2010 Tobacco Watch report: Monitoring Countries’ Performance on the Global Treaty

12 Nov 2010

Download the report: Tobacco Watch – monitoring countries performance on the global treaty in:

  • English [Adobe Acrobat PDF – 2.16 MB]
  • Spanish [Adobe Acrobat PDF – 2.01 MB]
  • French [Adobe Acrobat PDF – 2.04 MB]

Tobacco Watch shadows the treaty’s official reporting structure where governments periodically report to the WHO on their implementation of FCTC measures. Information from Tobacco Watch is used to applaud successes, highlight failures, and press for stronger tobacco control measures in all countries.

Report findings

Failures to report

An unexpected finding in the report, which is causing particular concern among tobacco control advocates, is that of the 49 Parties targeted for the report – representing the first countries to ratify the FCTC – only seven submitted their official implementation reports to the Treaty Secretariat on time (deadlines ranged from February 27 to March 31, 2010). By the time Tobacco Watch went to print at the end of September, 20 Parties had still failed to turn in reports.

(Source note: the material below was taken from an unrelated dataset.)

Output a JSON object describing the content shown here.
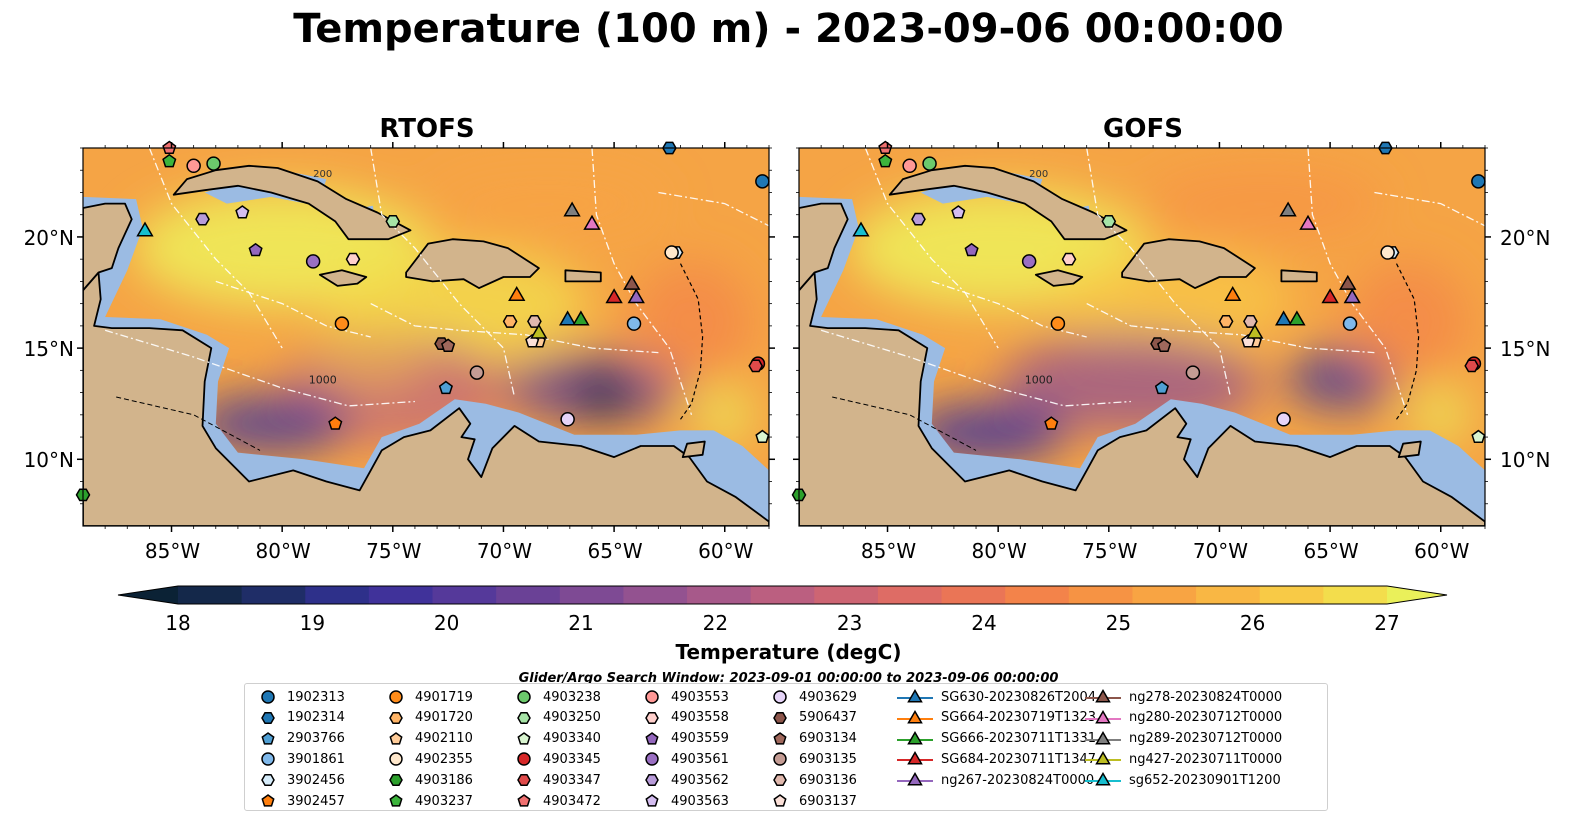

Failures to meet 5 year deadline

Another important finding of the report is that many countries failed to meet the five-year deadline under the FCTC to institute bans on tobacco marketing. Less than two-thirds of the Parties reporting indicated that they had passed such a ban, and none had implemented all of the recommendations under the guidelines adopted by the Conference of the Parties.

Large pictorial warnings implemented

However, bright spots in the report include several countries requiring large, graphic warning labels on cigarette packages, in particular Uruguay, where warnings occupy 80% of the front and back of packages. Other countries which require that warnings cover an average of at least 50% of the front and back of cigarette packs include Australia, Brunei, Canada, Cook Islands, Ghana, Madagascar, Mauritius, New Zealand, Panama, Singapore, Thailand and Turkey.

Bans on smoking in public places

A number of countries also banned smoking in virtually all public indoor areas. These countries included New Zealand, Panama, Peru, Qatar, Solomon Islands, Syria, Trinidad & Tobago, Turkey, the United Kingdom and Uruguay. Strong local or state bans are in place for the majority of the populations of Australia, Canada, Germany, Mexico and Vietnam.